Does Donating Blood Affect Blood Pressure?

You probably already know that blood donation saves millions of lives each year, but did you know that it is beneficial to other people besides the recipient? When a person donates blood, they are not only saving the lives of up to three people (per American Red Cross), but they are also helping themselves. The act of blood donation is beneficial to the donor in ways that go far beyond the sense of satisfaction that comes from helping others (per Health Matters).

One potential benefit of donating blood is a reduction in blood pressure, according to a 2016 study published in Transfusion. Dr. Robert A. DeSimone told Health Matters that donating blood reduces blood pressure and the risk of heart attacks because "if your hemoglobin is too high, blood donation helps to lower the viscosity of the blood, which has been associated with the formation of blood clots, heart attacks, and stroke."

In other words, donating blood may reduce blockages in the arteries, and promote healthy blood flow.

This is why blood donation is beneficial to heart health

In the United States, roughly half of adults have high blood pressure (via University of Alabama). Known as the "silent killer," high blood pressure is a prominent risk factor for heart disease, which is the most common cause of death among Americans, according to the CDC. Thus, it is good news whenever we discover any activity that may bring blood pressure to healthy levels. We already know that diet, exercise, and cutting back on caffeine can reduce your blood pressure (per Mayo Clinic), but donating blood may be a way to reduce your blood pressure whilst helping others in the process.

While the research is mixed as to whether the act of blood donation actually reduces blood pressure or merely appears to do so (per Transfusion), it is likely beneficial regardless.

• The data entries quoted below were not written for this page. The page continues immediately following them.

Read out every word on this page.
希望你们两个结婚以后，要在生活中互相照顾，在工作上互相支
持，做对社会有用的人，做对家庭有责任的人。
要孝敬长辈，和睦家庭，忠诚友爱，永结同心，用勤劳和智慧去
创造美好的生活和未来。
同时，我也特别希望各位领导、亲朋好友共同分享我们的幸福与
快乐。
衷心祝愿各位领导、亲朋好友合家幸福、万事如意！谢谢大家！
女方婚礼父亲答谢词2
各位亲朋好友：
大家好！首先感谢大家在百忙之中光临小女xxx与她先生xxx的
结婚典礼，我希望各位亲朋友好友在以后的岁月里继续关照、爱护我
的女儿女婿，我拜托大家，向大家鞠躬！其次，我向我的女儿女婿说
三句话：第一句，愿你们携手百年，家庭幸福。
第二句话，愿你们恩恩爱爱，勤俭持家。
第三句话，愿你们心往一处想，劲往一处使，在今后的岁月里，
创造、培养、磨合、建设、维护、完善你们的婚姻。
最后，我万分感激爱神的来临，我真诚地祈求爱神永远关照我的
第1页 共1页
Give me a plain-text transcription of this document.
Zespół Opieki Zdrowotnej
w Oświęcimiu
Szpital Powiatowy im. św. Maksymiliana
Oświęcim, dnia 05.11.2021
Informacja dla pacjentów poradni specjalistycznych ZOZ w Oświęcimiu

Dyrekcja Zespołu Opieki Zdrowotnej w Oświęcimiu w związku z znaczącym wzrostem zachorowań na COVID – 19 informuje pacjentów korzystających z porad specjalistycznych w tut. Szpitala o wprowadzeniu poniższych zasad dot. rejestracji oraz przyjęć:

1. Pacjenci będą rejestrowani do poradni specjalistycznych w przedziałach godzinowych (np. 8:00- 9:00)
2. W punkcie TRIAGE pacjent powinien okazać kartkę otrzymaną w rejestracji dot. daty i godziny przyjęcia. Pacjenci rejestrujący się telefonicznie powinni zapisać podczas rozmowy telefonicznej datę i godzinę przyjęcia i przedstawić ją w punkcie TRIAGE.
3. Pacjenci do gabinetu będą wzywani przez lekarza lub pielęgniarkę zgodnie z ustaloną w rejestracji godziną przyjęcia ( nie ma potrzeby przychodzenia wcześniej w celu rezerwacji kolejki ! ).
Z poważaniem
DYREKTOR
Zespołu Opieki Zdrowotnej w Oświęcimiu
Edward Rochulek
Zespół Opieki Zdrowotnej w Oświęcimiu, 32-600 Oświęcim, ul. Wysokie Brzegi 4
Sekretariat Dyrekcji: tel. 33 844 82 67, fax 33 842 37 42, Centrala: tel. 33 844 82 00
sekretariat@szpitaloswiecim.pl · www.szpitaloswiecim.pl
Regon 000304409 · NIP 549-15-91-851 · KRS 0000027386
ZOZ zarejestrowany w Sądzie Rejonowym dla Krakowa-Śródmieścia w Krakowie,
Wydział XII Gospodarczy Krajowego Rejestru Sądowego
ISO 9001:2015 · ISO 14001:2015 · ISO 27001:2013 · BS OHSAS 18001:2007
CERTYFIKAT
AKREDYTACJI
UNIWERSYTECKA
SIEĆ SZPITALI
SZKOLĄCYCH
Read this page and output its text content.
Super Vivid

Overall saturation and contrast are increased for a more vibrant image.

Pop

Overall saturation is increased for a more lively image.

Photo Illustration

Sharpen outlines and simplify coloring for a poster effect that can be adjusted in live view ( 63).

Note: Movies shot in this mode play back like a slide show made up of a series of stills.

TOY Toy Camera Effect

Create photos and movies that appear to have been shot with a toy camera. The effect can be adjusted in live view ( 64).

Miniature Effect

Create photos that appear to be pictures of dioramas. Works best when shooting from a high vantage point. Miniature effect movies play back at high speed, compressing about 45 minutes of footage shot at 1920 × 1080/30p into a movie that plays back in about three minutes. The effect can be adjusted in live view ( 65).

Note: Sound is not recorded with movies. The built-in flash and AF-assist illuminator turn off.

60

Experts at Transfusion Medicine say that because blood pressure is measured prior to blood donation, blood donation is an opportunity to raise awareness about hypertension. Donating blood also reduces your level of cholesterol and iron, which may lower your risk of heart disease (via Journal of Blood Medicine).

Studies have also found that people who donate blood have a lower risk of dying in any given year, on average (per Medical News Today). While we may not know if this is due to correlation or causation, blood donation is undeniably a worthwhile activity that may not only help you, but also saves the lives of others.